The number of usability problems uncovered during the evaluation phase differed among groups (F (2, 14) = 5.636, p = .016). As indicated by Fisher's Protected LSDs, participants in the Criteria group uncovered statistically more problems than participants in the Control (p = .0101) and ISO (p = .0144) groups. These two latter groups did not differ from one another (p = .9665). On the average, participants in the Criteria group uncovered 86.2 usability problems (SD = 12.7) while 61.8 (SD = 15.8) et 62.2 (SD = 13.8) problems were uncovered in the Control and ISO groups respectively.

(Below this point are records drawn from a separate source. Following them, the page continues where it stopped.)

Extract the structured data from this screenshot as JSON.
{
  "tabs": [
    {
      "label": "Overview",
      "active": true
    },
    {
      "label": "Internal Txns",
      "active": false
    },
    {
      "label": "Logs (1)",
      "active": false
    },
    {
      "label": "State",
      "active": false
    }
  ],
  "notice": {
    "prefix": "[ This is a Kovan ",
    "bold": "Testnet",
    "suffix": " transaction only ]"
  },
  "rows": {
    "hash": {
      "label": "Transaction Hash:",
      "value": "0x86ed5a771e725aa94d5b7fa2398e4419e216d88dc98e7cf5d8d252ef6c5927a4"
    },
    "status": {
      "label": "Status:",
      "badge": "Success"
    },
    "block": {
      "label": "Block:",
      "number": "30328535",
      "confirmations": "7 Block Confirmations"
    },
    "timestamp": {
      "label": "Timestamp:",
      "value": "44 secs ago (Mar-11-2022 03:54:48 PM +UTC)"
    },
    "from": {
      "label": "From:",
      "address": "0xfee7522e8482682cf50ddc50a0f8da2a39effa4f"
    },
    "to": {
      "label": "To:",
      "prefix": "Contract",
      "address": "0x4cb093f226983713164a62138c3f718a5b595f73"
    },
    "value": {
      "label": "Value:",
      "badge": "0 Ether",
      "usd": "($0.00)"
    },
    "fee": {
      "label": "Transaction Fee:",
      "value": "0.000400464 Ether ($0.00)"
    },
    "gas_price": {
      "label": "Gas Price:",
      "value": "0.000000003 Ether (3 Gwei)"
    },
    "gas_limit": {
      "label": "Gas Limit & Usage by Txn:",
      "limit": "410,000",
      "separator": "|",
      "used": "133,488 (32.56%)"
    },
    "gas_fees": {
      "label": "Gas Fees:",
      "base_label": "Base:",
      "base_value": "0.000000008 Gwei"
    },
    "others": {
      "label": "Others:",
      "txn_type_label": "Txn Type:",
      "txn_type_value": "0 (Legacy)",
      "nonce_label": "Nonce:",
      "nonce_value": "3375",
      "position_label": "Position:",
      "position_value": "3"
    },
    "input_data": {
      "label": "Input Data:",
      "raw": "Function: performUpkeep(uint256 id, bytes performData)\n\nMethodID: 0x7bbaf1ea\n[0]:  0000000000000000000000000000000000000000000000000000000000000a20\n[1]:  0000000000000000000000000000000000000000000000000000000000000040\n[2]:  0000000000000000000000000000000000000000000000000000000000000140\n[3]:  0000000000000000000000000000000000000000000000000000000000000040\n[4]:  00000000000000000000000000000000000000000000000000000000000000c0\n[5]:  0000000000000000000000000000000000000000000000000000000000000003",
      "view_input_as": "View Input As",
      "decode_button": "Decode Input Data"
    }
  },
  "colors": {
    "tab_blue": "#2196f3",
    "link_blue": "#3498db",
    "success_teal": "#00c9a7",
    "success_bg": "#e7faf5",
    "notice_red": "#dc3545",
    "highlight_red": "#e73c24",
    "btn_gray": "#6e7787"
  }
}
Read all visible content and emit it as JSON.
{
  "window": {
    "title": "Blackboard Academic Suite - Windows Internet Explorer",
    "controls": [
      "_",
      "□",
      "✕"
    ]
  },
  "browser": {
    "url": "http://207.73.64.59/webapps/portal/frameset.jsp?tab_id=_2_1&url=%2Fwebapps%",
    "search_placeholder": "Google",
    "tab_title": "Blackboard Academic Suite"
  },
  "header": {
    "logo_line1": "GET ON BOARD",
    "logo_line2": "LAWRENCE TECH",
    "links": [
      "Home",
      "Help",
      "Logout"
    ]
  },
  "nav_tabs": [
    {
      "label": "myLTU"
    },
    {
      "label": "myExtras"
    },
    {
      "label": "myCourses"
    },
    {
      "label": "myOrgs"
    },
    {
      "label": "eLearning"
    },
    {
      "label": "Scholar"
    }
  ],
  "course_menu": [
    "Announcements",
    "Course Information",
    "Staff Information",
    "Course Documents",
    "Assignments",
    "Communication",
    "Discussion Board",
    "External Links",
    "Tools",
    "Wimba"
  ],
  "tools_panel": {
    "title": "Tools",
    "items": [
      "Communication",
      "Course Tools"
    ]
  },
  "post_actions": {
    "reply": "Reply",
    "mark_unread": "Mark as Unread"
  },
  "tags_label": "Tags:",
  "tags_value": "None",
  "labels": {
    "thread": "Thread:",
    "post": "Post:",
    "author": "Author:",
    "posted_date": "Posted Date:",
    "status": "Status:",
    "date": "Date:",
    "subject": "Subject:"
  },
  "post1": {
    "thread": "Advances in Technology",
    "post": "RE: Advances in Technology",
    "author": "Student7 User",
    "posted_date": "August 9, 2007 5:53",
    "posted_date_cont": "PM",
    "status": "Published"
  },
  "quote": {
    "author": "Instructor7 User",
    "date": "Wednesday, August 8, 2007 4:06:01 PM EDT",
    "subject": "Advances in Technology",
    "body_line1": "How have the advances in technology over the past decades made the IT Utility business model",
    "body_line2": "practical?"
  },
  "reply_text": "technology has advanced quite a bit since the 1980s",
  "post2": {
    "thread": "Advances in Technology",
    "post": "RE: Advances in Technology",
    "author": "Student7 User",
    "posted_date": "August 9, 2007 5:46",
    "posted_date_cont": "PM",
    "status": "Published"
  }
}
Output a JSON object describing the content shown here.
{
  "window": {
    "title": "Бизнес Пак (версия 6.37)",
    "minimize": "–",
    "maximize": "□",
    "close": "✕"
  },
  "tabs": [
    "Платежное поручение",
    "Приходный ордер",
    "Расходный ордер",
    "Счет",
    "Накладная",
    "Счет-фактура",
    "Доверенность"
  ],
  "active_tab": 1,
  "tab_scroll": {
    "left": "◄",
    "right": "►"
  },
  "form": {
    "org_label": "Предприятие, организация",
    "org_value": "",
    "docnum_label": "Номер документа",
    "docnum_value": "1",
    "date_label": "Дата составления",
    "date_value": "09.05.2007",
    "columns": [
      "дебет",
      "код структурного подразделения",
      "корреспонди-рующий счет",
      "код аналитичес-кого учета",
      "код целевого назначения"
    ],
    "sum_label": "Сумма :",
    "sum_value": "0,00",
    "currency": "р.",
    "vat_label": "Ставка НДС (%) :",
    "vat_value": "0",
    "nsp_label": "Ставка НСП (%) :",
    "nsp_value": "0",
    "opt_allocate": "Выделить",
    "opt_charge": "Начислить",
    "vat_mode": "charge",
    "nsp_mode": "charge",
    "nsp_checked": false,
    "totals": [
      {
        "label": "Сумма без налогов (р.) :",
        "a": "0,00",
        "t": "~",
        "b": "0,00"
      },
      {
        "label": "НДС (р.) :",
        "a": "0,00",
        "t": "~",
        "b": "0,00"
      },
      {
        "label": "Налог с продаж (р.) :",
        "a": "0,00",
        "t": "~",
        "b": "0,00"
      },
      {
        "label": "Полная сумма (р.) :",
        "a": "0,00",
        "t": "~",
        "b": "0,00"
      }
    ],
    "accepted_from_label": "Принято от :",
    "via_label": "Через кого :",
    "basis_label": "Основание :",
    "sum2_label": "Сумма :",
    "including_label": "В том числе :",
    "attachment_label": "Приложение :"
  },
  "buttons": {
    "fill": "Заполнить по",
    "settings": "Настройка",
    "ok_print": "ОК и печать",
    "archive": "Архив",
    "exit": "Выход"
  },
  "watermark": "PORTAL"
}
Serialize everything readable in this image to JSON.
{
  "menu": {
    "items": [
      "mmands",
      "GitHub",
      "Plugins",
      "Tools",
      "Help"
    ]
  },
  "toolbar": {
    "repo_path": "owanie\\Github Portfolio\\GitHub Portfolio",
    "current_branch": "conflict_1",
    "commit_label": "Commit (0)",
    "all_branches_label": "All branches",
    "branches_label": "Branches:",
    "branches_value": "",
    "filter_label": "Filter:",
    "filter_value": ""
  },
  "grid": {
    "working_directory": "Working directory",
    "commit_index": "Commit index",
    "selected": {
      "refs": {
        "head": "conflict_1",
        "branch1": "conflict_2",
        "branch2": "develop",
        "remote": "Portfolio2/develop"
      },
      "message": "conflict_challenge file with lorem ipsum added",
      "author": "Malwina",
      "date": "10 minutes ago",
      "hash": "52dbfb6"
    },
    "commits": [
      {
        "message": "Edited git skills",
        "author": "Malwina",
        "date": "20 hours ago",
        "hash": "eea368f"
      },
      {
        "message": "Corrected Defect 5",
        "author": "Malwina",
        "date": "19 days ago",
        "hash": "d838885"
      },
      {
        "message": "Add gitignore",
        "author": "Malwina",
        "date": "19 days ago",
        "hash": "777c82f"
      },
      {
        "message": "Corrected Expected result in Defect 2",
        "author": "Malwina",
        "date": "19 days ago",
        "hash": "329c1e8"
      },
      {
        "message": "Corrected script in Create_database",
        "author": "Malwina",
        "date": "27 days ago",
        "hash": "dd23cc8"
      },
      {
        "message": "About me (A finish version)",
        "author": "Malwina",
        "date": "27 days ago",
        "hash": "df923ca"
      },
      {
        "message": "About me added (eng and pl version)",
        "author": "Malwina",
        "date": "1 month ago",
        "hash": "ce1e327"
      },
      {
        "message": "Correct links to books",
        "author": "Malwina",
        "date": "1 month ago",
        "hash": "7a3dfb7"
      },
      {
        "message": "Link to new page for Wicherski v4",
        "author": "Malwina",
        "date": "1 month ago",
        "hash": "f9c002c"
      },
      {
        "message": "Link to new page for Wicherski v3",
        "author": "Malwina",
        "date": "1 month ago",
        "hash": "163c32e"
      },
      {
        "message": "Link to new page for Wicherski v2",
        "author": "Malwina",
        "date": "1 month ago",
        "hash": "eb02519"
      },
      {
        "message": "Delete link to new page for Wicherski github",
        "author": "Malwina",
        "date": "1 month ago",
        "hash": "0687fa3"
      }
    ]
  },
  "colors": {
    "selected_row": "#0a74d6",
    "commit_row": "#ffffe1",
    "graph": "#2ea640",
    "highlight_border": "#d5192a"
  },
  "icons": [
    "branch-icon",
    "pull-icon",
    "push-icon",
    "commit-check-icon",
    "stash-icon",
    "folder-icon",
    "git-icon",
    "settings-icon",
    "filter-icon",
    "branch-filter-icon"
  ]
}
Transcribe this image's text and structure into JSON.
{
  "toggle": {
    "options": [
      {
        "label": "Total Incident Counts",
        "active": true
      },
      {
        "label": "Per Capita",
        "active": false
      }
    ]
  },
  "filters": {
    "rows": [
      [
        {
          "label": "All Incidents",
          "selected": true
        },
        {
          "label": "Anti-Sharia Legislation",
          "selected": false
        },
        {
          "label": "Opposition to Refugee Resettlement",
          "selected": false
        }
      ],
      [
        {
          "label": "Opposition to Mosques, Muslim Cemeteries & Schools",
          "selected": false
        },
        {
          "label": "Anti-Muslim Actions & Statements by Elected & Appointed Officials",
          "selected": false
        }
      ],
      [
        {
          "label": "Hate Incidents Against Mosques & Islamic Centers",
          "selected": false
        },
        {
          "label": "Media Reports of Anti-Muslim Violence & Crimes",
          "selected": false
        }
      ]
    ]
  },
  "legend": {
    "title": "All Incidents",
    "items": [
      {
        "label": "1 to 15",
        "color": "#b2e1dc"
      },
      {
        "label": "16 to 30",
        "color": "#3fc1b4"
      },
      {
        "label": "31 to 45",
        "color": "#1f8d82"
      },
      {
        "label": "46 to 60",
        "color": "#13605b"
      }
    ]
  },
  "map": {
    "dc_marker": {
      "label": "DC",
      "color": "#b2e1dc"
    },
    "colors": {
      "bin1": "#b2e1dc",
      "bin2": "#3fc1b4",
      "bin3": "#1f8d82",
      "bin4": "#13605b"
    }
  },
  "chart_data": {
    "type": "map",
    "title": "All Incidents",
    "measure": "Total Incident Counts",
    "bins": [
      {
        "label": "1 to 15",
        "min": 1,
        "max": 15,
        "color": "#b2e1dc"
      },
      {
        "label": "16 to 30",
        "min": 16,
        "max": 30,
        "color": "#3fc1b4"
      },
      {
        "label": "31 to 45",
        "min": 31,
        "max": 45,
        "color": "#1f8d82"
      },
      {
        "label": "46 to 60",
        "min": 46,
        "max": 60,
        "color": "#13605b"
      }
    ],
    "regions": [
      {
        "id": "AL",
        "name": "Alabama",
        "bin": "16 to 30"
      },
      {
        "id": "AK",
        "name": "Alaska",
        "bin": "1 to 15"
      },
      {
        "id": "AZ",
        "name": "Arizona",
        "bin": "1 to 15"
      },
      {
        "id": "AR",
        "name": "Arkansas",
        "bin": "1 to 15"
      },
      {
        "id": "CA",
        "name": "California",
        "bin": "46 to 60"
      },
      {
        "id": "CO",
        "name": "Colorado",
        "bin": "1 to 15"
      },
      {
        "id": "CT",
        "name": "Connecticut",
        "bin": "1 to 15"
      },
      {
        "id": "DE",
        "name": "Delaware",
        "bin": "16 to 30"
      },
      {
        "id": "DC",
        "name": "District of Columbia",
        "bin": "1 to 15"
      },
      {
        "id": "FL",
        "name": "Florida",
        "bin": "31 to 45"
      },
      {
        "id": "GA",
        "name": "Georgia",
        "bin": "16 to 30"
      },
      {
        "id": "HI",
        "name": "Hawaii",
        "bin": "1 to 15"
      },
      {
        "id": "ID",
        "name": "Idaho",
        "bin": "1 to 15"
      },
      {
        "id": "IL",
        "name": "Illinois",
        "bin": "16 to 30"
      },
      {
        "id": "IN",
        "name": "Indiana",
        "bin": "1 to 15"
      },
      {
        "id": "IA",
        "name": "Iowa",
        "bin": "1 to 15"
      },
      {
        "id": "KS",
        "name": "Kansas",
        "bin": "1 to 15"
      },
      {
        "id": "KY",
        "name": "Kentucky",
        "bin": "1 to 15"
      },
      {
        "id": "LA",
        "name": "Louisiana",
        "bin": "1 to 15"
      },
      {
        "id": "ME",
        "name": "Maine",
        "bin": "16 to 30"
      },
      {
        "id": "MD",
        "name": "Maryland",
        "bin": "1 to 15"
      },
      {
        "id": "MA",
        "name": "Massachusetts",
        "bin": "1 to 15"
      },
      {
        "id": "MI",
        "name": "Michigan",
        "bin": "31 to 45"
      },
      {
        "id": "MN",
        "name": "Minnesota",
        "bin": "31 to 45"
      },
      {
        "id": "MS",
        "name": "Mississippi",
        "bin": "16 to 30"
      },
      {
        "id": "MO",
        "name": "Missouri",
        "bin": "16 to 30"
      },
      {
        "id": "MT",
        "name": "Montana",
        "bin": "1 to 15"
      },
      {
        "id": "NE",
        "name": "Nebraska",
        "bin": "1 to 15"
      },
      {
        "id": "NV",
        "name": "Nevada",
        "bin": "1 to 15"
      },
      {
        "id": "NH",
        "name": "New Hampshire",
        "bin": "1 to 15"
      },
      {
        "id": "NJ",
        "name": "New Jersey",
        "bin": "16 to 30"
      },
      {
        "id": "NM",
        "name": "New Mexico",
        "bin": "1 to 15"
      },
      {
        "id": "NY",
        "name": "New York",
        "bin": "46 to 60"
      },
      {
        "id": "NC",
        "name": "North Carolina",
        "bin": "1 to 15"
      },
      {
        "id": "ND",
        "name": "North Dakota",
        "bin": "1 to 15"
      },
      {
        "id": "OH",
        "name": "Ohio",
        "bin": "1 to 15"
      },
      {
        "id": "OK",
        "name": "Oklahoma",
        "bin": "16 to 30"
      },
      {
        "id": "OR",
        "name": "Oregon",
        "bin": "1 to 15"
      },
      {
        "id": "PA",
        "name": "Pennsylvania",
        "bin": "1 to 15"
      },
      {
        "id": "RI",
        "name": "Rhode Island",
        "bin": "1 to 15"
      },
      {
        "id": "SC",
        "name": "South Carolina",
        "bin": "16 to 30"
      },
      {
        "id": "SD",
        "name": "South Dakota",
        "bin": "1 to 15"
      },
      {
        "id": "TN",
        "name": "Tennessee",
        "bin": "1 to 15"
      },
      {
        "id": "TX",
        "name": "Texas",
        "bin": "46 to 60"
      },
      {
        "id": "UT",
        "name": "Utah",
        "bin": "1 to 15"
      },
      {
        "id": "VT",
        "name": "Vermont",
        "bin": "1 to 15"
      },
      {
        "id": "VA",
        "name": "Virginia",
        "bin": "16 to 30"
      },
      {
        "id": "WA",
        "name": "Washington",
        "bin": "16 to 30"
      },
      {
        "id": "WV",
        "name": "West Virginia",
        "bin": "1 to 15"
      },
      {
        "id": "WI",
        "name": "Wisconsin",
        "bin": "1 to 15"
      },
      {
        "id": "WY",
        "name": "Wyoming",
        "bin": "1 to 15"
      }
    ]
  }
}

Figure 1 illustrates the proportion of problems uncovered as a function of the size of aggregates, and the proportion of problems common to the evaluations of the aggregates ("com" curves) for the three groups. The aggregates are formed by putting together problems uncovered by different number of participants. On the average, participants found 25.1% (min = 19.1; max = 33.7) and 25.3% (min = 19.9; max = 34.1) of the total number (246) of usability problems in the Control and ISO group respectively. In the Criteria group, the percentage reached 35.0% (min = 27.2; max = 40.7). The percentage of problems uncovered as a function of the size of the aggregate is similar for both the Control and the ISO groups. In the Criteria group however, the percentage of problems uncovered is higher than the percentage of the two other groups. For example, to uncover about 60% of the usability problems contained in the application one needs 5 evaluators in the ISO and the Control group and only 3 evaluators in the Criteria group. The aggregation of 5 evaluations permits to uncover 60.0% and 60.6% of the problems in the Control and ISO groups and 76.9% in the Criteria group. The proportion of common problems were quite similar for both the Control and the ISO group as a function of the number of evaluations in the aggregate. Although the tendency was the same for the Criteria group, the proportions tended to be slightly higher.

DISCUSSION

These preliminary results indicate that the use of EC leads to better evaluation performances than with the use of the DP or with no guidance. Actually, the performances are similar when evaluators use the DP or rely on their own (non-expert) knowledge (even though the ISO group took twice the evaluation time compared to the Control group). Even though these results on the EC are encouraging, much work remains to be done in order to provide better guidance and consequently to increase the performance of this type of inspection method, for instance by improving the systematic examination of the interface, by itemizing in greater detail each one of the dimensions, and by providing software tools to support the diagnosis. Then only will it be appropriate to consider such dimensions as potential measurements.

REFERENCES

Bastien, J. M. C., & Scapin, D. L. (1992). A validation of ergonomic criteria for the evaluation of human-computer interfaces. International Journal of Human-Computer Interaction, 4, 183-196.
Bastien, J. M. C., & Scapin, D. L. (1993). Ergonomic criteria for the evaluation of human-computer interfaces (Report No. 156). Rocquencourt, France: Institut National de Recherche en Informatique et en Automatique.
Bastien, J. M. C., & Scapin, D. L. (1995). Evaluating a user interface with ergonomic criteria. International Journal of Human-Computer Interaction, 7, 105-121.
International Standards Organisation (1994). ISO 9241. Ergonomic requirements for office work with visual display terminals - Part 10 Dialogue Principles; Draft International Standard.
Scapin, D. L. (1990). Organizing human factors knowledge for the evaluation and design of interfaces. International Journal of Human-Computer Interaction, 2, 203-229.